Изначально взаимоотношения А. М. Ремизова и Иванова-Разумника складывались вполне благополучно[1206]. Критик был одним из немногих исследователей символизма, кто уже с начала 1910-х годов высоко оценил литературный масштаб Ремизова[1207]. Именно в общении с Ивановым-Разумником, а также в изданиях, которые редактировал критик, Ремизов обрел постоянную платформу для своего творчества: «В России после годов „под коленку“ я нашел себе пристанище: „Заветы“ и „Скифы“. Иванов-Разумник принял меня безоговорочно, каков я есть».[1208] Сборник «Скифы», идея которого реализовалась после февраля 1917 года, по замыслу Иванова-Разумника, должен был стать творческим воплощением нового революционного мировоззрения. В 1917 году критик часто посещал квартиру писателя на Васильевском острове. Очевидно, что уже весной этого года Иванов-Разумник начал транслировать «скифскую» идею в ближайшем кругу друзей и знакомых.

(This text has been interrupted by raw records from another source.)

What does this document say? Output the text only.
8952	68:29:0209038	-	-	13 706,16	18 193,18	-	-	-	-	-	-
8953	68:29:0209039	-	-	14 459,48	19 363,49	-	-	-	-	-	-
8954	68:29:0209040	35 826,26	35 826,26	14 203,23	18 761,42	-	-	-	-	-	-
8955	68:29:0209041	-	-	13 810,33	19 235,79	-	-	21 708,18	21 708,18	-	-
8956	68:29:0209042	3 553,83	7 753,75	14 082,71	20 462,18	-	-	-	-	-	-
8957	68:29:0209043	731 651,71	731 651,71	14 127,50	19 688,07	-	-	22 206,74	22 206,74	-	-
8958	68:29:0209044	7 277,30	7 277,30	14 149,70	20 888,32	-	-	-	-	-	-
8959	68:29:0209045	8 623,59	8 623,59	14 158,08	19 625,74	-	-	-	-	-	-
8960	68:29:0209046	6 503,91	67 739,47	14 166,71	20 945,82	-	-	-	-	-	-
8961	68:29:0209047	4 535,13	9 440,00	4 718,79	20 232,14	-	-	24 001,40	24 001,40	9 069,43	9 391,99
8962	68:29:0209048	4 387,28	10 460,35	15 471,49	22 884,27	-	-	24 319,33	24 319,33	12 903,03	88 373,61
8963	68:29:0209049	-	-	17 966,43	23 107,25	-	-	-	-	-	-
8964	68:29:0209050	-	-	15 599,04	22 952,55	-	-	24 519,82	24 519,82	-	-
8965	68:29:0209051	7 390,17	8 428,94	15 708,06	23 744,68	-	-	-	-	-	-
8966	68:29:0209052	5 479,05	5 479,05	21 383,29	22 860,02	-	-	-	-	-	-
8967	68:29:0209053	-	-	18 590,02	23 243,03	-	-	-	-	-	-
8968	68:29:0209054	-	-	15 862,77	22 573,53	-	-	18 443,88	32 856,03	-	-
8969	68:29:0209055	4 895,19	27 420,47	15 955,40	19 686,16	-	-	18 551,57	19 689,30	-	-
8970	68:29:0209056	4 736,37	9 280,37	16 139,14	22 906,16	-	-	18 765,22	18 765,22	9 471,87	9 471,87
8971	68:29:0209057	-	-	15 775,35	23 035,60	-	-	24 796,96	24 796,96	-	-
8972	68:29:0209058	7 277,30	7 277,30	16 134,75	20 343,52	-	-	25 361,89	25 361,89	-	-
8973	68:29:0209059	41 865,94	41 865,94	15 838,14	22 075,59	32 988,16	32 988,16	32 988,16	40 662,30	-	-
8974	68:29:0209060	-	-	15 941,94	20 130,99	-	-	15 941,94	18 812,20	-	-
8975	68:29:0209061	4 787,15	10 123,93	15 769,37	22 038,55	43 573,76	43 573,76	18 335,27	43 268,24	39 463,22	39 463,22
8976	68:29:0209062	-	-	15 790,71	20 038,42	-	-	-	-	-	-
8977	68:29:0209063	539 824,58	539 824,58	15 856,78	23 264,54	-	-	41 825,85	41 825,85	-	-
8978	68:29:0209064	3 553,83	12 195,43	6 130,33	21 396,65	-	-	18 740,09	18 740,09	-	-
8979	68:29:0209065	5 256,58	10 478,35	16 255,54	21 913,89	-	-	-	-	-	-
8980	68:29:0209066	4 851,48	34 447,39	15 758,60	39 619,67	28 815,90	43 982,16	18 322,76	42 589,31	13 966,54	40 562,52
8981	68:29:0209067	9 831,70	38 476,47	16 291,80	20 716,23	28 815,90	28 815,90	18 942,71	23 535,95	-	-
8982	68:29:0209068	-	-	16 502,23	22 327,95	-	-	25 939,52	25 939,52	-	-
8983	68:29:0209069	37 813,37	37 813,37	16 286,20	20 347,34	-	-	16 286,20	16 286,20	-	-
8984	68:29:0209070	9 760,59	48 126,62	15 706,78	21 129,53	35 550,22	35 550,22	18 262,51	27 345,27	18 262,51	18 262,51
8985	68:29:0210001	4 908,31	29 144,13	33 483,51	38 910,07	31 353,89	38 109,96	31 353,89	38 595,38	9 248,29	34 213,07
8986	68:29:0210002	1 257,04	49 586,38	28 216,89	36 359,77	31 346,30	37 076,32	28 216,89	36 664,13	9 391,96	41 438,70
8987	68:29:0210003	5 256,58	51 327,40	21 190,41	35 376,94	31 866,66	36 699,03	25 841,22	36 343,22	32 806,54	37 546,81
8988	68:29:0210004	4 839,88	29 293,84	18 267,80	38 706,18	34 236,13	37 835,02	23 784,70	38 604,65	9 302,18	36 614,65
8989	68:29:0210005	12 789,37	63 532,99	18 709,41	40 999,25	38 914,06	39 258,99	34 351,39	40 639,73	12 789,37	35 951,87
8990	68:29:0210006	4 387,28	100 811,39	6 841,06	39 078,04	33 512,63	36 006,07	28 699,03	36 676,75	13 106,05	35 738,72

Следует заметить, что принципы мировосприятия самого Иванова-Разумника с начала революции претерпели кардинальные изменения. Если в 1913 году он заявлял о своей неколебимой приверженности «жизни по-сю-сторонней, имманентной, земной», о «„приятии мира“, плоти и крови, всего живого»[1209], то спустя четыре года его философия переориентировалась на трансцендентные идеалы и неохристианскую символику. Мифологическое обличие этого мировоззрения, требующего от человека подчинения революционному вихрю, известно в ремизовском изложении: «…как твердил Иванов-Разумник, скифский вихрь, буря — пьянящая китоврасова музыка — безумье, когда все ни на что, а так — рывь, колебание мира, и все эти взвихнутые вертящиеся в вихре палочки — танец бурь, танец битв, крутящейся крути все круче и круче — танец революции»[1210]. Сам Ремизов к революционному «циклону» относился без иллюзий, демонстративно манифестируя принцип личного самостояния: «Одно хочу я, раз уж такая доля и я застигнут бурей, и я, беззащитный, брошенный среди беспощадной бури, я хочу под гром грозы и гремящие вихри, сам, как вихрь, наперекор <…> я свободный — свободный с первой памяти моей, и легок, как птица в лете, потому что у меня нет ничего и не было никогда, только это вот — еще цела голова! — да слабые руки с крепкими упорными пальцами <…> я наперекор взвиву теснящихся вещей, с которыми срощен, как утробный, продираясь сквозь живую, бьющуюся живым сердцем толчею жизни, я хочу этой же самой жизни, через все ее тысячекратные громы под хлест и удары в отдар — прокукурекать петухом»[1211].
В хронологическом контексте «Взвихрённой Руси»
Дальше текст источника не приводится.